Lets take them one at a time...
There are several ways to establish your basis in the property (who knows give real estate prices today you may not have a gain) ...
(1) Tax office in the jurisdiction where the land is ... (look for comparable sales at the time)
(2) The Realtor should be able to go into their historical databases and look for land sales in that area at that time
(3) the ideal way (which may not be free, but will be the best documentation) is to use a qualified appraiser. A professional appraiser will have access to the historicals (valuations) for land in that same area
Let me pull up what IRS will need ...
Still looking, sorry, I am seeing a lot of information about getting appraisals for estate tax purposes, but for establishing a value for 14 years ago, they IRS is not providing much advice
Here's what I just saw, but nothing about acceptable documentation UNLESS you can find an actual appraisal of the land at that time:
If you inherited property from a decedent who died before 2010, your basis in property you inherit from a decedent is generally one of the following.
The FMV of the property at the date of the individual's death.
The FMV on the alternate valuation date if the personal representative for the estate chooses to use alternate valuation. For information on the alternate valuation date, see the Instructions for Form 706.
The value under the special-use valuation method for real property used in farming or a closely held business if chosen for estate tax purposes. This method is discussed later.
The decedent's adjusted basis in land to the extent of the value excluded from the decedent's taxable estate as a qualified conservation easement. For information on a qualified conservation easement, see the Instructions for Form 706.
If a federal estate tax return does not have to be filed, your basis in the inherited property is its appraised value at the date of death for state inheritance or transmission taxes.
While I'm looking, very quickly, If both states have a capital gains tax, then your home state will provide a credit for taxes paid to another state you'll not have to pay it twice, BUT the net effect may be that you will end up paying the higher of the two
OK, any reasonable method for determining the basis at the time of death can be used. You do not have to have a paid appraisal
Your best documentation would be sales prices of comparable land around that time ... I would als the real estate agent for help on that as he/she is in the area
I think that's everything, but the last question: No there is not really any tax break for investing that money in another home (other than the fact that this will be your new basis in that home, and if sold later, as you primary residence, up to $250,000 is excluded from gain ($500,000 for couled married filing jointly)

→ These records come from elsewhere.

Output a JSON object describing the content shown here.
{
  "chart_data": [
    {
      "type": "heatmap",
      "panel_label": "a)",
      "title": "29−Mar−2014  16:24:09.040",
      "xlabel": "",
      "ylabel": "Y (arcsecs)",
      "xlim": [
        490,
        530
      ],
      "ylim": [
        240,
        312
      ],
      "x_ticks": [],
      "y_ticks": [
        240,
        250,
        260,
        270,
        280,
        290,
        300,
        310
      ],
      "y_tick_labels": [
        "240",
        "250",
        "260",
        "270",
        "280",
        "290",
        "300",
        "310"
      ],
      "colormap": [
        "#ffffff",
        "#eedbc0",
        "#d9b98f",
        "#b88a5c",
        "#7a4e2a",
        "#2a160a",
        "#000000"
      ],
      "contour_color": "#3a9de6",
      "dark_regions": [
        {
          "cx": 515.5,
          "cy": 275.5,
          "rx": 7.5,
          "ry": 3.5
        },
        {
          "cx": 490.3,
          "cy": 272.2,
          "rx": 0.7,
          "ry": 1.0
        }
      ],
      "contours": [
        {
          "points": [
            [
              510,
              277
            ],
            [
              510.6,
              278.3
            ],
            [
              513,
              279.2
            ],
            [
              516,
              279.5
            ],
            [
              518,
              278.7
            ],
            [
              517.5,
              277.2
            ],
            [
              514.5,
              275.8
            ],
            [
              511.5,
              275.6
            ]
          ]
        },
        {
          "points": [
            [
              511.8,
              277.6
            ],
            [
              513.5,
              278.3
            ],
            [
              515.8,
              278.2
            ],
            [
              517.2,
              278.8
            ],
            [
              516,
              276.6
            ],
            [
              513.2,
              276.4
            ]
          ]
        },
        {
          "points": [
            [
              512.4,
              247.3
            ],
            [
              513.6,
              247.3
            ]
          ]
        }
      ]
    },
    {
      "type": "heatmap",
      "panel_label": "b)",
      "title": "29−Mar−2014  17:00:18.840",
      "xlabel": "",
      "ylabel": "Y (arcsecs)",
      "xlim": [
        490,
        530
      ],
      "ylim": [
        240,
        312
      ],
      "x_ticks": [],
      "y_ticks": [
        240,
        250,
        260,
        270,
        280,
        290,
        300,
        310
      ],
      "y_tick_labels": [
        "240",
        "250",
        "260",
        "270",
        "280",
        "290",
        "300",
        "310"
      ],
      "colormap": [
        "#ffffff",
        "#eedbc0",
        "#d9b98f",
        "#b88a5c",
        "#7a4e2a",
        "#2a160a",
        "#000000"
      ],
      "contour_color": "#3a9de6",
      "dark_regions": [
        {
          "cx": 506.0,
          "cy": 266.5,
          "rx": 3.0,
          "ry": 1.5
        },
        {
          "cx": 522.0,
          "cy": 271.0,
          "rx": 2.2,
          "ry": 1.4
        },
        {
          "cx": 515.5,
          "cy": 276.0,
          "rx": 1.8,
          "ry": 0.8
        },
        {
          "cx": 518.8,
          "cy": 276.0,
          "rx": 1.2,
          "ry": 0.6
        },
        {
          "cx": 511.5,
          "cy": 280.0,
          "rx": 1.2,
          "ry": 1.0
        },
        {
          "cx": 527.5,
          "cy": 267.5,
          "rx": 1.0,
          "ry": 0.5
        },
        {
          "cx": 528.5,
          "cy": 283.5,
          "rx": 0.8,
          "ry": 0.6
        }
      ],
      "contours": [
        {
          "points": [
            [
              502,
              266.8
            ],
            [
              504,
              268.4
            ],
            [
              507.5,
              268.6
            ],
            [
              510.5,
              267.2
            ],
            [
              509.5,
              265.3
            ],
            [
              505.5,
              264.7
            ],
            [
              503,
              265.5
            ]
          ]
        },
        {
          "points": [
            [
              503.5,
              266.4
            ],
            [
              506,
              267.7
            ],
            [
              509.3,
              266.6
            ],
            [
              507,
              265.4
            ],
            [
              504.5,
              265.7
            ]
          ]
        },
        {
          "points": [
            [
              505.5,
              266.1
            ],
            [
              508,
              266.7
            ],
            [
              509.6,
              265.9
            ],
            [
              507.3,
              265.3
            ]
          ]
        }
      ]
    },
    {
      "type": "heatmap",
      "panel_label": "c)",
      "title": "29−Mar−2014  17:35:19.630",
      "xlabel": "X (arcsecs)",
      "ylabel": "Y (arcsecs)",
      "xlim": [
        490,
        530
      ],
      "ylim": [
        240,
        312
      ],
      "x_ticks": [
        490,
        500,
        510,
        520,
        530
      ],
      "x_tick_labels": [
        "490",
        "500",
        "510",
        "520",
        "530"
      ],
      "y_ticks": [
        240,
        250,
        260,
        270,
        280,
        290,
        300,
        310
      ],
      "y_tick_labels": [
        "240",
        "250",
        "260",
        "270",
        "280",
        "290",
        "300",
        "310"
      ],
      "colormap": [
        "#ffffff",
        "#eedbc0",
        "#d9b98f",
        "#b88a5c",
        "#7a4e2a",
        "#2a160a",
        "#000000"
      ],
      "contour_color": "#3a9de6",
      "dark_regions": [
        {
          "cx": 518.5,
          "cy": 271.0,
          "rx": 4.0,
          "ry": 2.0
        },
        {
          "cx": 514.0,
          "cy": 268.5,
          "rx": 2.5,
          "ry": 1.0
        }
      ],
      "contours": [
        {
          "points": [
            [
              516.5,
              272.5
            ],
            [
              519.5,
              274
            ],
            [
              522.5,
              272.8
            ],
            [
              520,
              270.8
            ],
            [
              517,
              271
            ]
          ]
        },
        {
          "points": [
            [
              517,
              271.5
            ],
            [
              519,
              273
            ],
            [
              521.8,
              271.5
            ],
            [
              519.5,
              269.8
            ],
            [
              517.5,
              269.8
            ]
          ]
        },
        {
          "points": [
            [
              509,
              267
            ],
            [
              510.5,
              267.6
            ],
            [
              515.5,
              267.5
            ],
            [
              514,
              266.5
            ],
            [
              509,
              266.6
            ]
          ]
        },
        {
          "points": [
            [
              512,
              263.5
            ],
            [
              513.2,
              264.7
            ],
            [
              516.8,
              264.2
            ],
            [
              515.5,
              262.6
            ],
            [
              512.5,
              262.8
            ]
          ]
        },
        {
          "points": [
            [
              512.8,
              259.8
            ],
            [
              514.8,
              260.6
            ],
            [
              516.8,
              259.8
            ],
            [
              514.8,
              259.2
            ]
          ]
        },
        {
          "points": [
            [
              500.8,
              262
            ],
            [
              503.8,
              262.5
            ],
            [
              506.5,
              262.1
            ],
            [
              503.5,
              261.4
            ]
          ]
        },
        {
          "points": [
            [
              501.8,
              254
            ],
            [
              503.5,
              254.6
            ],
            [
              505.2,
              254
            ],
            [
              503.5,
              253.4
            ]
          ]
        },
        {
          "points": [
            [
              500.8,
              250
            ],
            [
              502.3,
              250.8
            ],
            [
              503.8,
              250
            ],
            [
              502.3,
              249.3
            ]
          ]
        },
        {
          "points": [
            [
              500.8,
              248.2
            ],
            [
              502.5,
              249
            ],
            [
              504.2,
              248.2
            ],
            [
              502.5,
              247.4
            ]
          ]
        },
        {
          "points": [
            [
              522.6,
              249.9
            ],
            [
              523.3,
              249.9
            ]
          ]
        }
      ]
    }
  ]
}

And finally, regarding the gain on sale of the inherited land: (1) you may not have a gain, or it could turn out to be relatively small, given real estate values over the last 10 years ... (2) it will be taxed at capital gains rats, which are lower than ordinary income taxes
As far as I know my father's estate did not require a federal estate tax to be filed. Would selling this property now cause that to happen now?
No, it would have been required nine months after the date of death AND the estate tax exemtion now stands at $5250,000
Ok, thanks for the info. I was told that the cpital gains tax is 15%. Is that like a flat rate or does it vary with my gross income?
THe rate depends on your income tax bracket
just a sec...
Now, as of the last tax act, the rate (if you are in either the 10 or 15% tax bracket it is ZERO)
Once you hit the 25% bracket the rate becomes 15%
If you want to ballpark your income for me I can tell you what bracket you're in
I'm in the 25% bracket.
then it will be 15%
Thankyou for your help in this matter. There is so much I don't know and Idaho tax laws are different. Have a great day.
If this HAS helped, I would appreciate a feedback rating of 3 (OK) or better … That's the only way they will pay us here.
HOWEVER, if you need more on this, PLEASE COME BACK here, so you won't be charged for another question.
See this on the Idaho gains: http://tax.idaho.gov/i-1100.cfm
Can I help you with anything else today?
I just found this for you:
If you are an Idaho resident who works in another state you will be taxed on all income earned in the other state because Idaho taxes its residents on all income they earn. However such income may also be taxed by the state in which it was earned. To avoid dual taxation on such income Idaho provides its residents that paid taxes to another state a tax credit. This credit maybe claimed by filing both an Idaho resident return (using Form-40) and Idaho Supplemental Schedule (Form-39R, attached below). Make sure to also include the return filed with the other state.